Here’s my best definition for leadership: Initiative plus planning. Initiative means you picture what needs to be done, and then decide that you are the one to make it happen. Planning involves thinking far enough ahead that issues can be addressed before they become emergencies. A good leader will get the maximum out of his team with the minimum amount of effort. Initiative without planning is poor leadership because it maximizes the results by maximizing the effort. Over time, that wears people out. Planning without initiative isn’t leadership at all. It’s procrastination. It minimizes effort and minimizes results.

Every leader mixes these two qualities in different ways, and as closely as we have to work together, those differences are going to cause tension. I trust you, and I have absolute faith in your ability to carry this platoon to success. But as platoon leader, I carry full responsibility for everything that happens in my platoon. The commander will not accept, “My platoon sergeant…” as an excuse. So I must be informed about everything that happens in my platoon. I will sometimes want you to take a different course of action than you think is best. When that happens, I expect you to argue with me, and argue hard. If there is merit in what you have to say, I will probably bend. But the final decision must rest with me.

Taking Care of Soldiers.

In the Army, the mission is always the highest priority. But in a high OPTEMPO environment, we have to keep the next mission in mind, and the mission after that. One of the things that make me proud of my platoon is our ability to push longer and harder than anybody else in order to make the mission happen. But there’s a balance between pushing as hard as possible to complete the mission at hand, and pushing hard enough to hurt our readiness for the next mission. We have to take special care to take care of soldiers. I consider this a planning issue.
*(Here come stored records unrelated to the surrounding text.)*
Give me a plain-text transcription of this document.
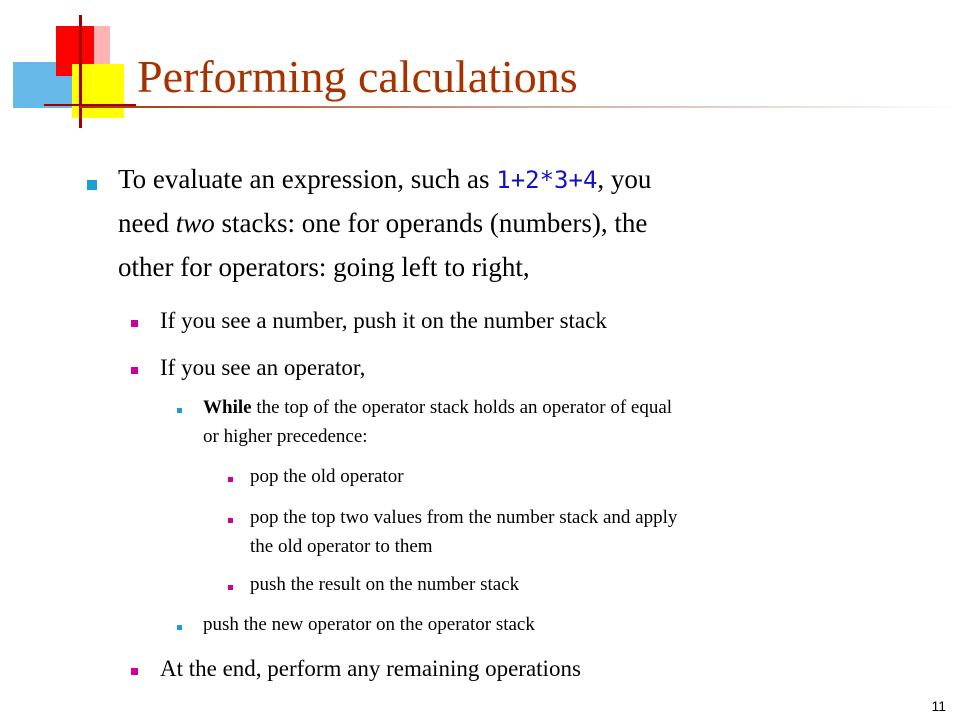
Performing calculations
To evaluate an expression, such as 1+2*3+4, you
need two stacks: one for operands (numbers), the
other for operators: going left to right,
If you see a number, push it on the number stack
If you see an operator,
While the top of the operator stack holds an operator of equal
or higher precedence:
pop the old operator
pop the top two values from the number stack and apply
the old operator to them
push the result on the number stack
push the new operator on the operator stack
At the end, perform any remaining operations
11
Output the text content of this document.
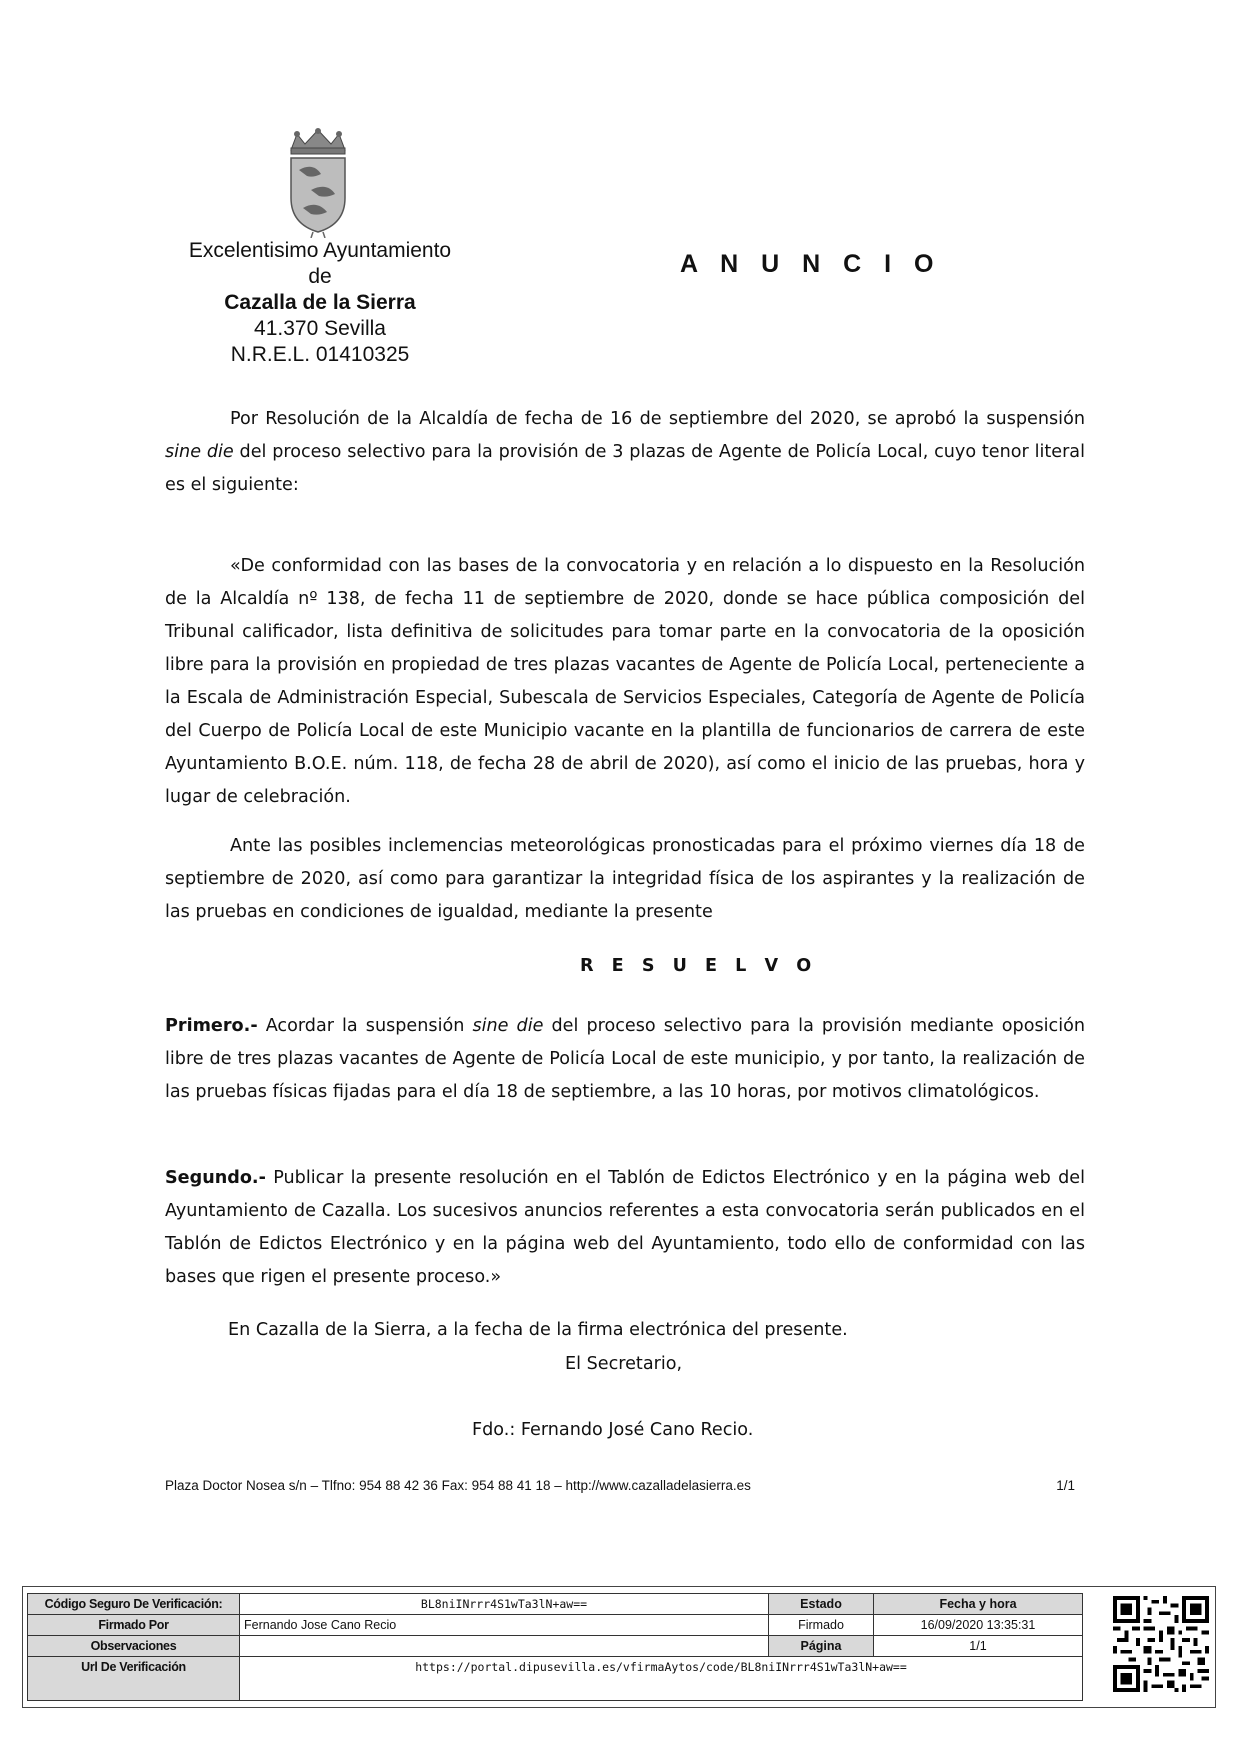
Excelentisimo Ayuntamiento
de
Cazalla de la Sierra
41.370 Sevilla
N.R.E.L. 01410325
A N U N C I O

Por Resolución de la Alcaldía de fecha de 16 de septiembre del 2020, se aprobó la suspensión sine die del proceso selectivo para la provisión de 3 plazas de Agente de Policía Local, cuyo tenor literal es el siguiente:

«De conformidad con las bases de la convocatoria y en relación a lo dispuesto en la Resolución de la Alcaldía nº 138, de fecha 11 de septiembre de 2020, donde se hace pública composición del Tribunal calificador, lista definitiva de solicitudes para tomar parte en la convocatoria de la oposición libre para la provisión en propiedad de tres plazas vacantes de Agente de Policía Local, perteneciente a la Escala de Administración Especial, Subescala de Servicios Especiales, Categoría de Agente de Policía del Cuerpo de Policía Local de este Municipio vacante en la plantilla de funcionarios de carrera de este Ayuntamiento B.O.E. núm. 118, de fecha 28 de abril de 2020), así como el inicio de las pruebas, hora y lugar de celebración.

Ante las posibles inclemencias meteorológicas pronosticadas para el próximo viernes día 18 de septiembre de 2020, así como para garantizar la integridad física de los aspirantes y la realización de las pruebas en condiciones de igualdad, mediante la presente

R E S U E L V O

Primero.- Acordar la suspensión sine die del proceso selectivo para la provisión mediante oposición libre de tres plazas vacantes de Agente de Policía Local de este municipio, y por tanto, la realización de las pruebas físicas fijadas para el día 18 de septiembre, a las 10 horas, por motivos climatológicos.

Segundo.- Publicar la presente resolución en el Tablón de Edictos Electrónico y en la página web del Ayuntamiento de Cazalla. Los sucesivos anuncios referentes a esta convocatoria serán publicados en el Tablón de Edictos Electrónico y en la página web del Ayuntamiento, todo ello de conformidad con las bases que rigen el presente proceso.»

En Cazalla de la Sierra, a la fecha de la firma electrónica del presente.
El Secretario,
Fdo.: Fernando José Cano Recio.
Plaza Doctor Nosea s/n – Tlfno: 954 88 42 36 Fax: 954 88 41 18 – http://www.cazalladelasierra.es	1/1
Código Seguro De Verificación:	BL8niINrrr4S1wTa3lN+aw==	Estado	Fecha y hora
Firmado Por	Fernando Jose Cano Recio	Firmado	16/09/2020 13:35:31
Observaciones		Página	1/1
Url De Verificación	https://portal.dipusevilla.es/vfirmaAytos/code/BL8niINrrr4S1wTa3lN+aw==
  • Delegation. As the OPTEMPO goes up and the number present goes down, the need for delegation gets stronger, even though it gets harder to do. It’s the nature of the battlefield to give more responsibility to younger soldiers. The only other option is to do all the work yourself, and that is unacceptable. We must coordinate and divide the labor.
  • Recognition. I’m a firm believer that the carrot works better than the stick. Sometimes corrective action is necessary, but most people, most of the time, already want to perform well. It’s part of a platoon sergeant’s job to help Soldiers recognize what excellence looks like, and to encourage excellence by pointing it out privately and publicly.
  • Safety. Allowing an unsafe act is fundamental to what it means to not take care of soldiers. Accidents can happen, but violations of safety standards must not be tolerated. Unsafe acts usually occur when soldier’s sense of urgency extends to the point that they use it to justify lowering standards in order to achieve a goal. Our challenge is to help Soldiers see that lowering the standard is not placing the mission first.

Conclusion.

The Army has standards for everything. I have only one standard that I apply to everything: Do what’s right. “There is one thing… which a [person] can always do, if he chooses, and that is, his duty; not by maneuvering and finessing, but by vigor and resolution.” I will always put every effort I can into making sure I am doing the right thing. Or you can put it in the negative: the one thing I can’t stand is to be wrong. And if I find out that I am wrong, I will do everything in my power to fix it. I will actively seek out correction, and I will take every comment seriously. I expect you to do the same.